Quando se fala em escravidão, algumas pessoas pensam se tratar de um tema do passado. Mas as formas de exploração do trabalho humano são plásticas e se adaptaram aos tempos modernos.
O conceito de “escravidão moderna”, conforme explica a historiadora Lilia Moritz Schwarcz em sua coluna na Nexo, é um tipo de exploração de pessoas forçadas a trabalhar por razão de dívida, por falta de vínculo empregatício ou de direitos trabalhistas garantidos por lei, além de trabalharem em condições degradantes em regimes coercitivos e jornadas de trabalho exaustivas.
Uma pesquisa realizada no mundo todo pela Walk Free Foundation, divulgada no dia 19 de julho, mostra que a escravidão é uma prática que resiste e vem acontecendo agora. O único país a receber um “A” na avaliação foi a Holanda e o pior conceito foi dado à Coréia do Norte, onde uma em cada dez pessoas vive em situação de escravidão, a qual é imposta pelo próprio Estado.
O relatório derivado da pesquisa analisa que as causas da escravidão moderna são contextos de crise e instabilidade, migrações forçadas, regimes ditatoriais, guerras e processos discriminatórios. As atividades produtivas que mais fazem uso da escravidão moderna são empresas de confecção de roupas e de artigos eletrônicos e fazendas de cana-de-açúcar e de pecuária.
Um estudo feito em parceria entre a Organização Internacional do Trabalho (OIT) e a Organização Internacional para as Migrações (OIM) revelou que, em 2016, 40,3 milhões de pessoas se encontravam em situação de “escravidão moderna”. O Brasil ocupa o 20º lugar no ranking por ter 369 mil “escravos modernos”, o que representa uma média de quase dois escravos a cada 1.000 habitantes.
De 2005 a 2017, o quadro do Brasil nesse cenário piorou e muito: em 2005, o país era elogiado pelo esforço em erradicar o trabalho compulsório; em 2017, o Brasil passa a ser criticado por causa da publicação de uma portaria, em 13 de outubro, que alterou a definição de trabalho escravo, com o claro objetivo de atender aos interesses da chamada “bancada ruralista”.
No texto da portaria, dificulta-se a punição da exploração humana e a fiscalização dos casos. Além disso, a recente Reforma Trabalhista, que tira direitos dos trabalhadores brasileiros, é outra medida que favorece a escravidão moderna no país. Outro ponto negativo do atual governo foi a tentativa de impedir a divulgação da “lista suja” das empresas acusadas de usar mão-de-obra escrava em suas atividades. Essa lista só chegou a ter publicidade, em 2017, por determinação judicial.
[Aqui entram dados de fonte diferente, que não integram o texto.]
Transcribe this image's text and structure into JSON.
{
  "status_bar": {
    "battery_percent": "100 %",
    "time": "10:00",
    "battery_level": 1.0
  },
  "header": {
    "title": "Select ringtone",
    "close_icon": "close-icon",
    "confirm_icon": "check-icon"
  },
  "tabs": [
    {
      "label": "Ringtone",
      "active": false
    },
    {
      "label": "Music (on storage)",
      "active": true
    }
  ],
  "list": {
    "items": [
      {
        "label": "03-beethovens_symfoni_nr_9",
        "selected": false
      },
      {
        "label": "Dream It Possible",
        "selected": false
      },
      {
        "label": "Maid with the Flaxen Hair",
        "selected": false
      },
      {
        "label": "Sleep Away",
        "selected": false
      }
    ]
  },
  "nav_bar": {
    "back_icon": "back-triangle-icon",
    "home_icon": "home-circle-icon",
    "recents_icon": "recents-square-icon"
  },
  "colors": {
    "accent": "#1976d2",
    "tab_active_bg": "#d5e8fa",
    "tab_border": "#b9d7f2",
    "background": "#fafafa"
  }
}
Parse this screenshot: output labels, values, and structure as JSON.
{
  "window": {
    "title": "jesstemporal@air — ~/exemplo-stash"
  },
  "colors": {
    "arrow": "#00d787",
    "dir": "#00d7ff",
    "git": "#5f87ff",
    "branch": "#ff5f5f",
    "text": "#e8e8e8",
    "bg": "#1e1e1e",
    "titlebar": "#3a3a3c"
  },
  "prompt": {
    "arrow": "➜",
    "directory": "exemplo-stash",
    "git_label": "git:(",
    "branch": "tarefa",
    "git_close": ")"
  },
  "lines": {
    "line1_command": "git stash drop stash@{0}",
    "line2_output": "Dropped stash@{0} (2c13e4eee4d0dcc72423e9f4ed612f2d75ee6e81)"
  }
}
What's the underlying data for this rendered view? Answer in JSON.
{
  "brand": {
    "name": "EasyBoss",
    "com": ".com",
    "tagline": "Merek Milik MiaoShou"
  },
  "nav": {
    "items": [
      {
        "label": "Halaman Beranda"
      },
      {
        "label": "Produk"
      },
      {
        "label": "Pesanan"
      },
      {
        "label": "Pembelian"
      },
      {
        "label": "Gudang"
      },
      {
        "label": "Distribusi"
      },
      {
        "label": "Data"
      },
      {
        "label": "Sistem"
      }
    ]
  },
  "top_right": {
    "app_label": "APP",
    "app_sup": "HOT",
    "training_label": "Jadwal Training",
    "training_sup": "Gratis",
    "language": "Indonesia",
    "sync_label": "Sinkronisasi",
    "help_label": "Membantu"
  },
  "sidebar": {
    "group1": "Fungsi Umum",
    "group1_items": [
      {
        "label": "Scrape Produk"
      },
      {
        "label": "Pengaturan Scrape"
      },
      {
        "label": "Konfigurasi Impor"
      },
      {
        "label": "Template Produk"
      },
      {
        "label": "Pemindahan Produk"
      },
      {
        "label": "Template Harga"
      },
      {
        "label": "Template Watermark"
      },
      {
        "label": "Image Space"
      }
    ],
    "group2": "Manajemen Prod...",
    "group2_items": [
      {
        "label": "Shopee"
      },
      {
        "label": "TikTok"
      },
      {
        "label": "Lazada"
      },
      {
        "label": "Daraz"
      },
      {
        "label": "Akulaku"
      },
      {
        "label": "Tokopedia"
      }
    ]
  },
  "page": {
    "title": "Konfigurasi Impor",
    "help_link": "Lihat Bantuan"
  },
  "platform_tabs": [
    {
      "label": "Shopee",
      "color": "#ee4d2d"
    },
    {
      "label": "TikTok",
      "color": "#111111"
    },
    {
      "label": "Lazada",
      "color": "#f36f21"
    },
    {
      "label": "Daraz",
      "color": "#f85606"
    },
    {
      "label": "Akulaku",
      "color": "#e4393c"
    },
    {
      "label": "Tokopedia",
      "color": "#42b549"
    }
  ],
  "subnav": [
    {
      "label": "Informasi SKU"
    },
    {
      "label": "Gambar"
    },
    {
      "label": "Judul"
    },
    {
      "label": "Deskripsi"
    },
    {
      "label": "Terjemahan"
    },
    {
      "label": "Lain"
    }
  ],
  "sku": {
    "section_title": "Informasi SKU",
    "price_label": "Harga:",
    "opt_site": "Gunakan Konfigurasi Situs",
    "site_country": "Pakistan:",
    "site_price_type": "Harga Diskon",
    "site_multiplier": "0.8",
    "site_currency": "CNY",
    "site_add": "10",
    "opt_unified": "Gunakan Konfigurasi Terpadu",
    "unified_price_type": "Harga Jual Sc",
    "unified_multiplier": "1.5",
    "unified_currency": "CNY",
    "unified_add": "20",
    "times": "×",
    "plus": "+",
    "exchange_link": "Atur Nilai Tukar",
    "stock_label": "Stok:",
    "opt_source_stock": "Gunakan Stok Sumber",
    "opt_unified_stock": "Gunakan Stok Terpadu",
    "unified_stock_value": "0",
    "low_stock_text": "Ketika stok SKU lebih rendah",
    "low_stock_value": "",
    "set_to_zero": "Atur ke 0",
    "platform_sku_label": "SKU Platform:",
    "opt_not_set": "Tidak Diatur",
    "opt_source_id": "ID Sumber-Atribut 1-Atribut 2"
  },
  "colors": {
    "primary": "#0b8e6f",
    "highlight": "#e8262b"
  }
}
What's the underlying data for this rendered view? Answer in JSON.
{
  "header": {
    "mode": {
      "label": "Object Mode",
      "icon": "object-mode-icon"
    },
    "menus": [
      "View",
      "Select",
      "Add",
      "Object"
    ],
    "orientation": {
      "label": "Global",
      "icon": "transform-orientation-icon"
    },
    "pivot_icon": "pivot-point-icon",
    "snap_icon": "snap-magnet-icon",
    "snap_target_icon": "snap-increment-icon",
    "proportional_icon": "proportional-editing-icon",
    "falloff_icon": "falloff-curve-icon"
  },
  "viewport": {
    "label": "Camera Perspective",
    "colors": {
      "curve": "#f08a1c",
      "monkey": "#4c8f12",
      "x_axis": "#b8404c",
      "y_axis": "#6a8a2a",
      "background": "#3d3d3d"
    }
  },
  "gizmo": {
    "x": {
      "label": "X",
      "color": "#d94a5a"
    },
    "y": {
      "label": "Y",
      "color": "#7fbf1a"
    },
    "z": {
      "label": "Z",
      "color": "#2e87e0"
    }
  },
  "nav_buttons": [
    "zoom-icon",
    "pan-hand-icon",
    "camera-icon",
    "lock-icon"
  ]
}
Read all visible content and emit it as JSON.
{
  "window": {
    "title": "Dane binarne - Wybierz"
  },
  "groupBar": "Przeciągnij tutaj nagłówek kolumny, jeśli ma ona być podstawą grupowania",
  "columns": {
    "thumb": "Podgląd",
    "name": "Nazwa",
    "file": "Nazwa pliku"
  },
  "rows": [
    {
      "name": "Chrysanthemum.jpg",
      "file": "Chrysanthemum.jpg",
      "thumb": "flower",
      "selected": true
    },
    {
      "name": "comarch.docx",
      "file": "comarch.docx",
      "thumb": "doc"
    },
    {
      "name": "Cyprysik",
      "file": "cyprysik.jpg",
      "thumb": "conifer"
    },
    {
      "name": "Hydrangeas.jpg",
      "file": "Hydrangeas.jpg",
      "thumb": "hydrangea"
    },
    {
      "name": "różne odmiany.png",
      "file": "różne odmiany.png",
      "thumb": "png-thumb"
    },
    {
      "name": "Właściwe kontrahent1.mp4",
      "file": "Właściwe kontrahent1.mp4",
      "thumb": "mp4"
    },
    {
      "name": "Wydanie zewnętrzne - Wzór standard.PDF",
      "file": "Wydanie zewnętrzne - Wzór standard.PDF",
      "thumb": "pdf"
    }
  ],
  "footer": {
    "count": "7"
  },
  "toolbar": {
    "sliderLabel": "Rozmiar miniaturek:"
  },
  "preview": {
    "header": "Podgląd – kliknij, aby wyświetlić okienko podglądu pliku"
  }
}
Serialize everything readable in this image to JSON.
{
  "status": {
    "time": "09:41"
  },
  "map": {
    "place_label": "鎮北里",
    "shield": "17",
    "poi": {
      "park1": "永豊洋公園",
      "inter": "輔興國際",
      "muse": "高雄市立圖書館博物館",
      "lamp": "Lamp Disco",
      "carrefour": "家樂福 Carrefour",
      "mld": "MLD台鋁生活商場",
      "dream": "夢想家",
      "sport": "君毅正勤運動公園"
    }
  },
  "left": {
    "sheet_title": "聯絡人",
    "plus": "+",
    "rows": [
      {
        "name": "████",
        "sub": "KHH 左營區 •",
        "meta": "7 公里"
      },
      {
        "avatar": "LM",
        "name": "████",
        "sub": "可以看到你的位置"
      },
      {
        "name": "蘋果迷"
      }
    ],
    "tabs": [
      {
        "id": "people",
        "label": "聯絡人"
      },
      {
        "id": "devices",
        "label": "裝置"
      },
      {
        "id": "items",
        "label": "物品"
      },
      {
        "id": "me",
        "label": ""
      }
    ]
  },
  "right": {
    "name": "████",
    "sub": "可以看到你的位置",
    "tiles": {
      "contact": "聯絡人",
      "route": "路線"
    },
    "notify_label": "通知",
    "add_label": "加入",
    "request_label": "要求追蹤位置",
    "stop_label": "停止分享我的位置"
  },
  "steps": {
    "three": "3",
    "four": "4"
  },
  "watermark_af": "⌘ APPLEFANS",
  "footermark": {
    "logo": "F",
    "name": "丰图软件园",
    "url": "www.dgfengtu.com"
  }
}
Schwarcz, em seu texto, lembra uma questão similar que aconteceu no século XIX: a Lei nº 581, de 4 de setembro de 1850, que estabeleceu “medidas para a repressão do tráfico de africanos”. A historiadora nos ensina que, no contexto beligerante entre Grã-Bretanha e Portugal sobre o fim da escravidão no Brasil, a lei Eusébio de Queiróz, nome do então ministro da Justiça, dava proteção aos interesses senhoriais na manutenção da escravidão – devido à posse legal dos escravos -, enquanto os traficantes viam o fim de seus negócios.
O tráfico negreiro, que já não tinha mais nenhum apoio internacional, tornou-se insustentável. O parlamento brasileiro, à época, publicou uma nota dizendo que a iniciativa para o fim do comércio de escravos partira dele! Vale muito a pena conferir os dados disponibilizados pelo projeto Slave Voyages sobre o número de africanos transportados por navios negreiros com bandeira portuguesa e brasileira.
Essa volta à História é um alerta de Schwarcz para que tenhamos condições de avaliar um importante índice: a oscilação, na agenda do Estado, sobre questões relacionadas a direitos – humanos.
Cerca de 150 anos separam a escravidão negreira da escravidão moderna no Brasil. Mas uma coisa em comum há na travessia dessa ponte: vontade política – ou a falta dela – para acabar com o trabalho escravo ou qualquer outra forma de exploração humana. A nossa história atual tem, infelizmente, repetido um erro do passado.